The debt-ridden supermarket group, which is striving to cut costs following a purchase by the American private equity firm, Clayton Dubilier & Rice in October 2021, is also expected to let go up to 50 property maintenance workers at its Bradford headquarters and around the U.K.
The suppliers, some of whom have been working with Morrisons for years and were hired by Sir Ken Morrison, the company's co-founder, claimed that they had been informed that their contracts might end in July.
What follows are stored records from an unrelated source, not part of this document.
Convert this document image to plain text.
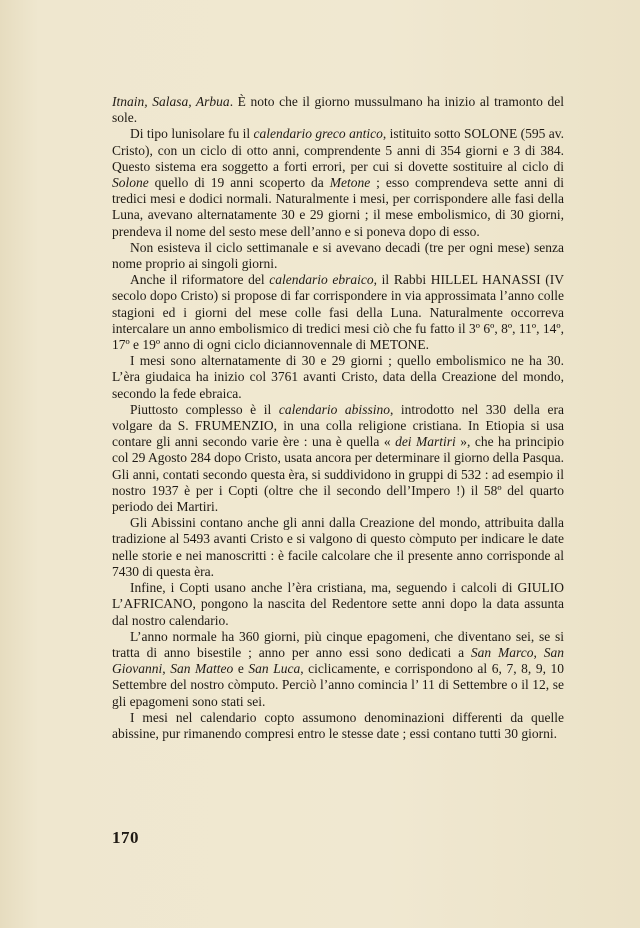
Itnain, Salasa, Arbua. È noto che il giorno mussulmano ha inizio al tramonto del sole.

Di tipo lunisolare fu il calendario greco antico, istituito sotto SOLONE (595 av. Cristo), con un ciclo di otto anni, comprendente 5 anni di 354 giorni e 3 di 384. Questo sistema era soggetto a forti errori, per cui si dovette sostituire al ciclo di Solone quello di 19 anni scoperto da Metone ; esso comprendeva sette anni di tredici mesi e dodici normali. Naturalmente i mesi, per corrispondere alle fasi della Luna, avevano alternatamente 30 e 29 giorni ; il mese embolismico, di 30 giorni, prendeva il nome del sesto mese dell’anno e si poneva dopo di esso.

Non esisteva il ciclo settimanale e si avevano decadi (tre per ogni mese) senza nome proprio ai singoli giorni.

Anche il riformatore del calendario ebraico, il Rabbi HILLEL HANASSI (IV secolo dopo Cristo) si propose di far corrispondere in via approssimata l’anno colle stagioni ed i giorni del mese colle fasi della Luna. Naturalmente occorreva intercalare un anno embolismico di tredici mesi ciò che fu fatto il 3º 6º, 8º, 11º, 14º, 17º e 19º anno di ogni ciclo diciannovennale di METONE.

I mesi sono alternatamente di 30 e 29 giorni ; quello embolismico ne ha 30. L’èra giudaica ha inizio col 3761 avanti Cristo, data della Creazione del mondo, secondo la fede ebraica.

Piuttosto complesso è il calendario abissino, introdotto nel 330 della era volgare da S. FRUMENZIO, in una colla religione cristiana. In Etiopia si usa contare gli anni secondo varie ère : una è quella « dei Martiri », che ha principio col 29 Agosto 284 dopo Cristo, usata ancora per determinare il giorno della Pasqua. Gli anni, contati secondo questa èra, si suddividono in gruppi di 532 : ad esempio il nostro 1937 è per i Copti (oltre che il secondo dell’Impero !) il 58º del quarto periodo dei Martiri.

Gli Abissini contano anche gli anni dalla Creazione del mondo, attribuita dalla tradizione al 5493 avanti Cristo e si valgono di questo còmputo per indicare le date nelle storie e nei manoscritti : è facile calcolare che il presente anno corrisponde al 7430 di questa èra.

Infine, i Copti usano anche l’èra cristiana, ma, seguendo i calcoli di GIULIO L’AFRICANO, pongono la nascita del Redentore sette anni dopo la data assunta dal nostro calendario.

L’anno normale ha 360 giorni, più cinque epagomeni, che diventano sei, se si tratta di anno bisestile ; anno per anno essi sono dedicati a San Marco, San Giovanni, San Matteo e San Luca, ciclicamente, e corrispondono al 6, 7, 8, 9, 10 Settembre del nostro còmputo. Perciò l’anno comincia l’ 11 di Settembre o il 12, se gli epagomeni sono stati sei.

I mesi nel calendario copto assumono denominazioni differenti da quelle abissine, pur rimanendo compresi entro le stesse date ; essi contano tutti 30 giorni.

170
They claimed that over 200 suppliers, including subcontractors, and nearly 100 head office employees were likely to be impacted, while Morrisons disputed this.
Many suppliers voiced their rage that such long-standing relations had apparently come to an end in a quick video chat during which they were unable to ask any questions.
It has been reported that some Morrisons employees will be relocated to the new exclusive supplier, City Facilities Management, headquartered in Glasgow with offices throughout the U.K, while some current vendors may end up being subcontractors. Morrisons claimed that it only anticipated losing 120 jobs in total; however, suppliers claimed that they had received no guarantees and thought that many more jobs could be lost.
The companies, which offer gardening, electrical, cleaning, roofing, and other maintenance specialists to Morrisons' stores, production facilities, and corporate office, claimed they were incensed about the potential loss of the local businesses in a city that is already having a tough time.
In fact, Morrisons employees responsible for building maintenance management in Bradford are not scheduled to relocate to Glasgow.
The vendors claimed that Morrisons had already reduced maintenance costs by up to a quarter over the previous year or two, lowered standards for heating, and even cut some lights before the anticipated loss of their agreements.